Devido às características do terreno, montanhoso, acidentado e com vastas áreas de difícil acesso para um Exército regular apoiado por artilharia e tanques, os guerrilheiros da TPLF, segundo analistas citados pelos media internacionais, podem com relativa facilidade prolongar indefinidamente este conflito, deixando o primeiro-ministro e Nobel da Paz Abiy Ahmed em sérias dificuldades perante a sua população e perante o mundo.
O histórico
Esta guerra resultou de meses a fio de um constante e sólido aumento das tensões entre os rebeldes e o Governo de Abiy Ahmed, depois de o seu Governo ter adiado eleições devido à pandemia mas com os lideres de Tigray a realizarem-nas na mesma, gerando uma insustentável quebra no já de si escasso diálogo e dando o mote para disparar a primeira bala, cujo ruído ainda hoje se ouve, tendo, pelo caminho, causado milhares de mortos e feridos e mais de 35 mil refugiados naquele que era um dos mais promissores países africanos.

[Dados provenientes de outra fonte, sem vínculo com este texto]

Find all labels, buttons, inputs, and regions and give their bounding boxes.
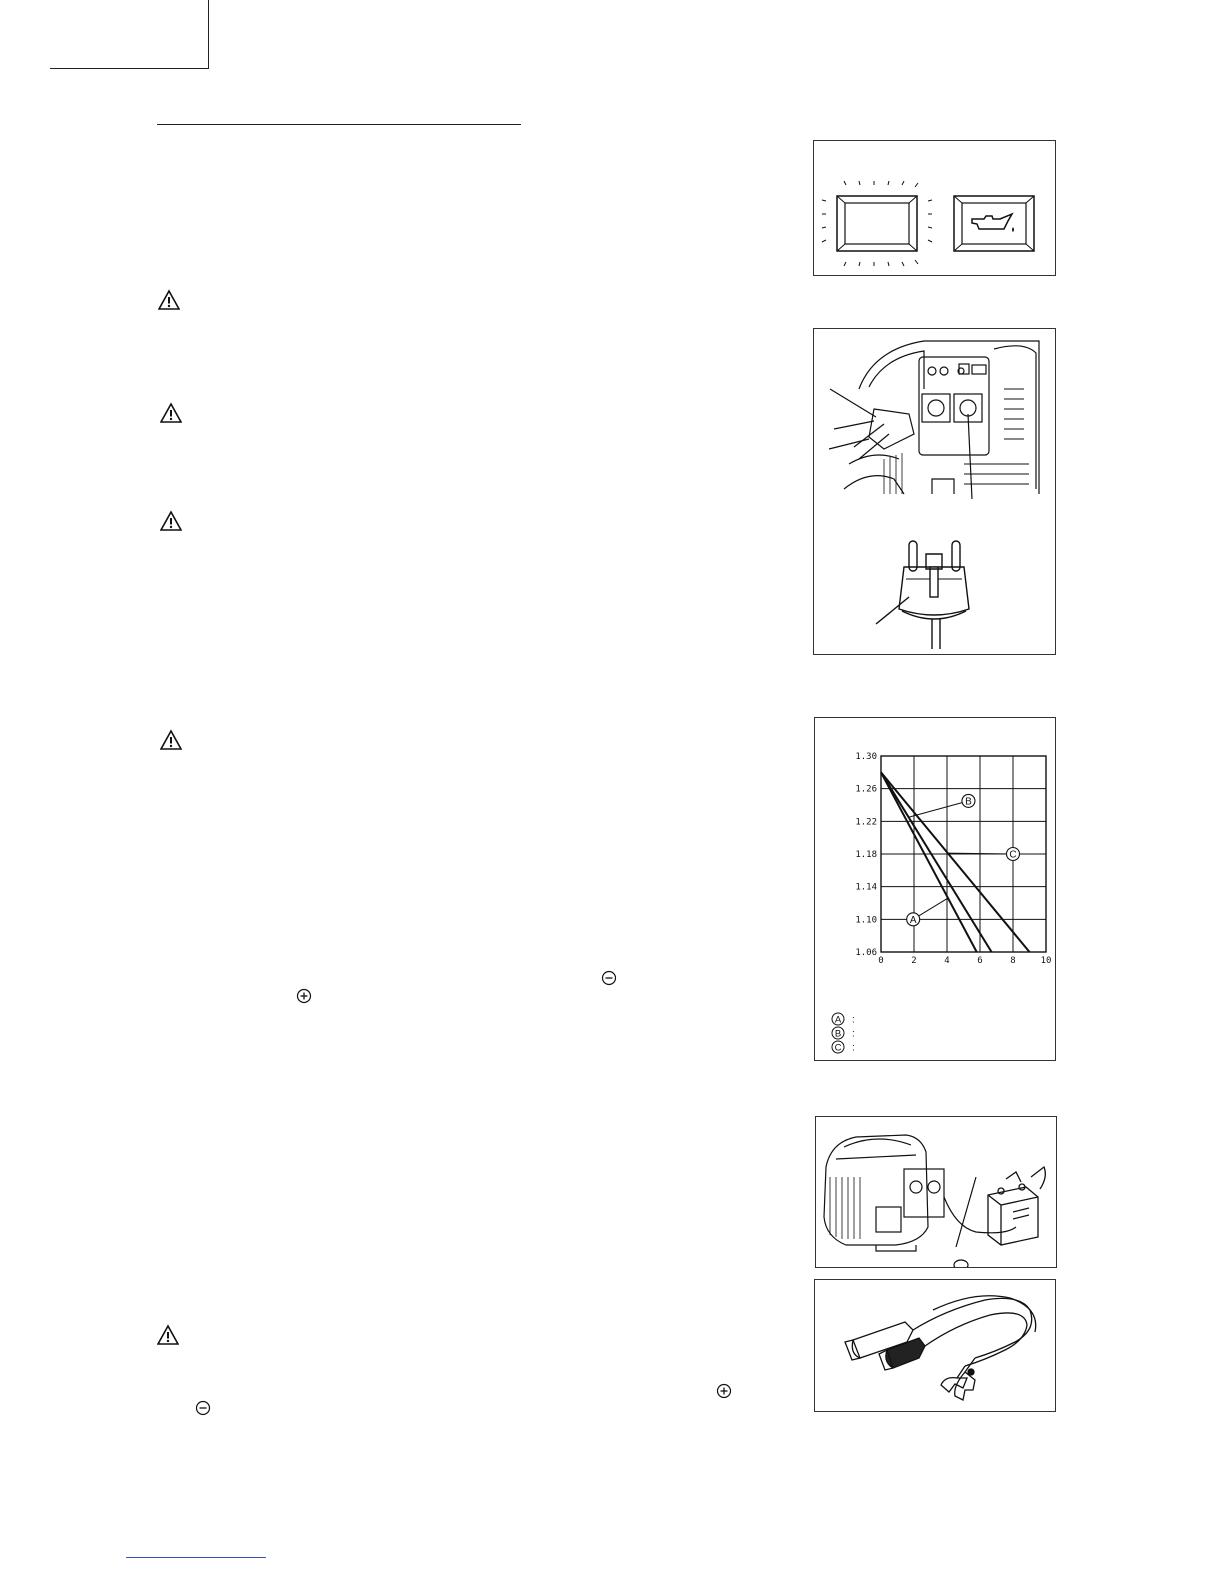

A ofensiva governamental foi lançada depois de Abiy Ahmed ter acusado a TPLF de ter atacado uma guarnição militar regular, apoderando-se do armamento ali estacionado. As primeiras batalhas vieram mesmo dos céus, com a Força Aérea a fazer raides diários sobre Tigray.
As animosidades, como o Novo Jornal explica aqui, têm, no entanto, uma génese histórica, porque as elites políticas de Tigray, região com apenas 9 milhões dos 109 milhões de habitantes da Etiópia, o segundo país mais populoso do continente, governaram a Etiópia durante décadas até que o actual primeiro-ministro Abiy Ahmed, chegou ao poder, em 2018.
Abiy Ahmed é natural de Beshasha, região-estado de Oromia (cuja capital é Adis Abeba, em acumulação com a capital do país), com 35 milhões de habitantes, no centro da Etiópia, e o povo Oromo, histórico rival do povo Tigrayan, que conseguiu manter as rédeas do poder etíope nas últimas décadas, praticamente desde a morte de Haile Selassie, em 1974, também ele, tal como Abiy Ahmed, natural de Oromia.